Additive Permissions
By default, a user has no access to any collection. All permissions in all policies are additive and are combined to determine what a user has access to. There are no “negative” permissions that remove access.
Composing Access Control
Having this new level of flexibility in policies helps in two ways - to remove repetitive permission configuration for similar roles, and to create sets of permissions that have a clear purpose when applied together.
An Example
In this store, there is a staff, shift manager , and store manager role. There are inventory, shifts , and sales collections.
A see inventory policy could contain a single permission allowing read access to the inventory collection, and be assigned to the staff role.
An accept inventory policy could allow full access to all actions in the inventory collection, and be added to both the shift manager , and store manager roles.
A see shifts policy could be added to the staff role that could allow read access to shifts and only allowing read access to the name field of staff, while shift managers could get a more permissive policy allowing for the creation and editing of shifts.
Staff should be able to create sales, but only the store manager should be able to read, edit, or delete sales. Once again, two policies with the varying permission levels.
Finally, the shift manager role could contain the staff role, so they get all staff-level policies.
API Changes
These changes also introduce API changes - the ones you might expect are the introduction of a Policies API, and changes to the fields in the Roles and Users APIs. And, of course, permissions are no longer attached to a role but instead to a policy.
If there is ever conflicting permissions around which fields or items are available based on a filter, the field will be returned with a value of null. This means that null must now be treated as both a value and as an indication of lacking access.
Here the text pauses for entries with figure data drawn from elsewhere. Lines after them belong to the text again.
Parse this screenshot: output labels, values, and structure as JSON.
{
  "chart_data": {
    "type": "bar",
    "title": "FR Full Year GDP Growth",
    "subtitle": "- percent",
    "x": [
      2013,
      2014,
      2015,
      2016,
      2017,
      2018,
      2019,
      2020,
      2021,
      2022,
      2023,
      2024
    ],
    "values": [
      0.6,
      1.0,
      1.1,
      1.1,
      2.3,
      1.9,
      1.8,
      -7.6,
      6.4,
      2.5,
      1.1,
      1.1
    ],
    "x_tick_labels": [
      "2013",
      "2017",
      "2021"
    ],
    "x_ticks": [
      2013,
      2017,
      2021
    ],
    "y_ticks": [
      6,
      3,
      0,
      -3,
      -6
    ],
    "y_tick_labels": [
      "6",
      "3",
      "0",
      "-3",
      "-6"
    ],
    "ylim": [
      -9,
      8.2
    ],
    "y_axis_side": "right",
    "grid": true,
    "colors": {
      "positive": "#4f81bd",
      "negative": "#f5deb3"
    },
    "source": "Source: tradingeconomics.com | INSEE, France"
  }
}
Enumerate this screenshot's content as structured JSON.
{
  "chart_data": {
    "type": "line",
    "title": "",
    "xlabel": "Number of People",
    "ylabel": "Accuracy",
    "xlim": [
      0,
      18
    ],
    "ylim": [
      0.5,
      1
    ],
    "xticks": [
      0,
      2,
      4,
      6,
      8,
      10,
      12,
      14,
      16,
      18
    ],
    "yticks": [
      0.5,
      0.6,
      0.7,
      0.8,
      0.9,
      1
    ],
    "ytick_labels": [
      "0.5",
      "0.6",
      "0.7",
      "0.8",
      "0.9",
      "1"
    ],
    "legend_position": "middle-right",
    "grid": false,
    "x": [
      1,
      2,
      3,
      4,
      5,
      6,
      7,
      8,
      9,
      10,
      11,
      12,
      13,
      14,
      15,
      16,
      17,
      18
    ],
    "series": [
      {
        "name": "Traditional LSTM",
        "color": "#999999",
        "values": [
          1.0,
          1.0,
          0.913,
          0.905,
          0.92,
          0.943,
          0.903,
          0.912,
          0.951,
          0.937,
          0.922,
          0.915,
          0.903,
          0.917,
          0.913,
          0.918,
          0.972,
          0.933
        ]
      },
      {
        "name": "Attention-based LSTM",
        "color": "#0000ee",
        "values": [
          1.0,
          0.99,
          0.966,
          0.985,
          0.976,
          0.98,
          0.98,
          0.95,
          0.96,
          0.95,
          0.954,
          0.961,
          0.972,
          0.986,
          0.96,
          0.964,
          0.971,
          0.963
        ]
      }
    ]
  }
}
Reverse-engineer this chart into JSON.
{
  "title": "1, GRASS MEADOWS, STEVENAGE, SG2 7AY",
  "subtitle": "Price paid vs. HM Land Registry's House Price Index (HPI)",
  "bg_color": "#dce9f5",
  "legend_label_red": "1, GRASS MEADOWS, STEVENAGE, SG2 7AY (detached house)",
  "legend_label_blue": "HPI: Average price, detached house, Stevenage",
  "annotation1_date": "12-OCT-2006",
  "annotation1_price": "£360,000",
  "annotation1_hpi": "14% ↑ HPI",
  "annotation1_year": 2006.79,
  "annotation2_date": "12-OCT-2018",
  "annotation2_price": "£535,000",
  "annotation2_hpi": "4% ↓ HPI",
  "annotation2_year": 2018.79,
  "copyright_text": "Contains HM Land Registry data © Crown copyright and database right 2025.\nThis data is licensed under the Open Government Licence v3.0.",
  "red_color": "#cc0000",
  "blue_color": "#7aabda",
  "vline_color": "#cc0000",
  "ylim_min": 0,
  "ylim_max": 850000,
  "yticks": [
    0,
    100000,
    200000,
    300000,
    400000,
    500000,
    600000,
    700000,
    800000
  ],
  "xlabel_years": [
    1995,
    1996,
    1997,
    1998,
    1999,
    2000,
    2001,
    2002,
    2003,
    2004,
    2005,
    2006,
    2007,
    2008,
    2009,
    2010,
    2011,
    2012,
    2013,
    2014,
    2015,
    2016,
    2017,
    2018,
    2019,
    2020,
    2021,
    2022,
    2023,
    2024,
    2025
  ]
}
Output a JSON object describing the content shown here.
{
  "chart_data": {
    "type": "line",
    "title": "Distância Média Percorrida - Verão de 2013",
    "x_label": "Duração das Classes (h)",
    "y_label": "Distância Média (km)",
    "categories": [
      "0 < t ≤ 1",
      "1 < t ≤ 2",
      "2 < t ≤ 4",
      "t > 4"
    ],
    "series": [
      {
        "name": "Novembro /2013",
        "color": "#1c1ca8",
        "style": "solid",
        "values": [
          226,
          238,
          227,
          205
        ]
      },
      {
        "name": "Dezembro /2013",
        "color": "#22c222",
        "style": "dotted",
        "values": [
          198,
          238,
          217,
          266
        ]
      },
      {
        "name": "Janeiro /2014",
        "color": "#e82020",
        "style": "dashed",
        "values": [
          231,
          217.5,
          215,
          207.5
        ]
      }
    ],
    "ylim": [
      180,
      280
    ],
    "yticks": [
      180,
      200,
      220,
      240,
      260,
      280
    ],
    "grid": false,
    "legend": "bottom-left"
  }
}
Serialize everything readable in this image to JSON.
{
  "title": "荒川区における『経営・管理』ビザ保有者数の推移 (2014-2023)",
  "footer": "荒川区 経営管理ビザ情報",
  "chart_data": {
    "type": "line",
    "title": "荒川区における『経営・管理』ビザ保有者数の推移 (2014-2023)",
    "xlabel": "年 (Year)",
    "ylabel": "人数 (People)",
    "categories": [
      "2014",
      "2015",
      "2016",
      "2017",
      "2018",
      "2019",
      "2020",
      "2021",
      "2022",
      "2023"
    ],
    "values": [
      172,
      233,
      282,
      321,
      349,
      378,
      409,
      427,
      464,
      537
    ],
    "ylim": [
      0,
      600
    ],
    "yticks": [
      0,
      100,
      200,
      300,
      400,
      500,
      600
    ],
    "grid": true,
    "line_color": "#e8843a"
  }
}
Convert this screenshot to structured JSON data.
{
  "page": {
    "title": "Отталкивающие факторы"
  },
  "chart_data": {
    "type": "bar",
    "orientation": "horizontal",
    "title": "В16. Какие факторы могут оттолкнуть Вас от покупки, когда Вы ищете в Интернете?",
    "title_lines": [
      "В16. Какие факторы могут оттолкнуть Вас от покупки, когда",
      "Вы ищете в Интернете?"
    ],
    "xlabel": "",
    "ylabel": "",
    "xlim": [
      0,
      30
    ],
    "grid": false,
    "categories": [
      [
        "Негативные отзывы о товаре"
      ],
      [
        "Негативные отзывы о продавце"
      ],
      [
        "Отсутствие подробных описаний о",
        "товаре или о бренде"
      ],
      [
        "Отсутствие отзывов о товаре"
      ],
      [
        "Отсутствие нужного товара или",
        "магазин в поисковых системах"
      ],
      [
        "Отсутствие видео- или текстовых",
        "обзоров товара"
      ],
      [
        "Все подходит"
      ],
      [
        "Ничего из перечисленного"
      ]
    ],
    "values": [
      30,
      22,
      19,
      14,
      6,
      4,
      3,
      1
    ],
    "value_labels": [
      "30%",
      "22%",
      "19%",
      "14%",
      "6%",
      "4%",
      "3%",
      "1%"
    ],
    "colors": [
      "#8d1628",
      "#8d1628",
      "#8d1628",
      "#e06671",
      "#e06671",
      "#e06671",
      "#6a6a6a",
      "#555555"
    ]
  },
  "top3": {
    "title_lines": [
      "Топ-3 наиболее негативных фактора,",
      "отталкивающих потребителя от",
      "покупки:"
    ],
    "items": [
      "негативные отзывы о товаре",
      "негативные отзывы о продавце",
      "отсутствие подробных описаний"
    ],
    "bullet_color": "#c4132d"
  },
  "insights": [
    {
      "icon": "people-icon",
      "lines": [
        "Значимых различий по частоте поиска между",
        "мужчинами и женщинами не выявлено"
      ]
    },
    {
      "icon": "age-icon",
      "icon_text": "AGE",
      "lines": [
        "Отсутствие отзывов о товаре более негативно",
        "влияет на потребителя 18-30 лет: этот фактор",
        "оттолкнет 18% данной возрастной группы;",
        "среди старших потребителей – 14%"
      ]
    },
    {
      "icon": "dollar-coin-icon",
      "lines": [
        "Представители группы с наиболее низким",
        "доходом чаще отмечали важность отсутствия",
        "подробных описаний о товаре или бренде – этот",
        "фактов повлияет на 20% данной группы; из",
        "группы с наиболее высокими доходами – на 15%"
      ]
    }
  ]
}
Migrating from Role-Based Access Control
When upgrading to Directus 11, our automatic migrations will handle this upgrade for you by turning each role’s permissions into a single policy and attach the policy to the role on your behalf.
You are then free to take advantage of the new policy-based access control as you are ready to - taking common permissions across roles into their own policies is a fantastic first step.
The way we have implemented the migration is intended to make this a smooth transition, allowing you to take advantage of policies at your own pace. But we hope that you find this addition a powerful change.